John, who lives with his wife in Barrow-upon-Soar, had lung volume reduction surgery in 2020, which did not work, meaning he was recommended for a transplant.
He was told it could take him up to a year to find a donor when he was added to the transplant list in February 2023.
But just over four weeks later, he received a call to say doctors had found lungs for him.
Despite it emerging that one of the lungs contained an infection that could not be removed, another pair was found a week later.
The family travelled to the Royal Papworth Hospital in Cambridge, where John had the operation.
Catherine said: “Having said goodbye to him in the lift at the hospital as he went for the operation, I got down on the ground floor of the hospital with my son and just burst into tears.
“My son was with me, and he was brilliant, and as John’s always said, it’s probably more difficult for me than it ever was for him, going through the operation.”
After his surgery, John said he could notice an improvement as soon as he woke up after spending 10 hours on the operating table.
He said: “I’m not limited to oxygen tanks and walking for a few minutes without getting breathless.”
Last year, he walked 3.1 miles (5km) at Nottingham’s Harvey Hadden Stadium as part of the British Transplant Games, which he described as “emotional”.
On 20 January, or Blue Monday – dubbed by some as the most depressing day of the year – the couple sent a voice note to BBC Radio Leicester, when listeners were asked what they had to be cheerful about.
The note said they would celebrate their 40th wedding anniversary this year, and had booked a Mediterranean cruise just a few weeks after John came out of hospital.

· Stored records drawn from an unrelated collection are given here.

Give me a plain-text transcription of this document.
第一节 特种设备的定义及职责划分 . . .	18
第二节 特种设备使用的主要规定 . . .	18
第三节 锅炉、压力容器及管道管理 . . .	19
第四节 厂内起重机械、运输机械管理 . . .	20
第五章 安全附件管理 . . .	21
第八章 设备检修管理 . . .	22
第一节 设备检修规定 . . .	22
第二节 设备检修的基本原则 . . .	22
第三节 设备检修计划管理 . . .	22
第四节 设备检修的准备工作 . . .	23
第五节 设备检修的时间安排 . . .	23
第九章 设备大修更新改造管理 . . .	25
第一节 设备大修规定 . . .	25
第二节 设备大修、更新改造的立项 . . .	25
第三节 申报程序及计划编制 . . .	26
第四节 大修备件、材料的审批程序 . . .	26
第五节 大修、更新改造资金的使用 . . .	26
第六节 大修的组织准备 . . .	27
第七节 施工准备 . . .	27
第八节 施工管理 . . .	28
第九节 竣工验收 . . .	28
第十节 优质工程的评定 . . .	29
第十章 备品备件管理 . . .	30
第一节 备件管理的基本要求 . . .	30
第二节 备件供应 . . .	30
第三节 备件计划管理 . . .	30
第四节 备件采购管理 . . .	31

Catherine said it came “completely out of the blue” when she was subsequently contacted by the BBC to elaborate on her story.
The pair have also urged people to talk to their loved ones about their wishes to donate organs after death.
They said: “Each year, hundreds of opportunities for transplants are missed because families aren’t sure what to do.
“Two minutes to register your decision to become an organ donor, and you could save up to nine lives.”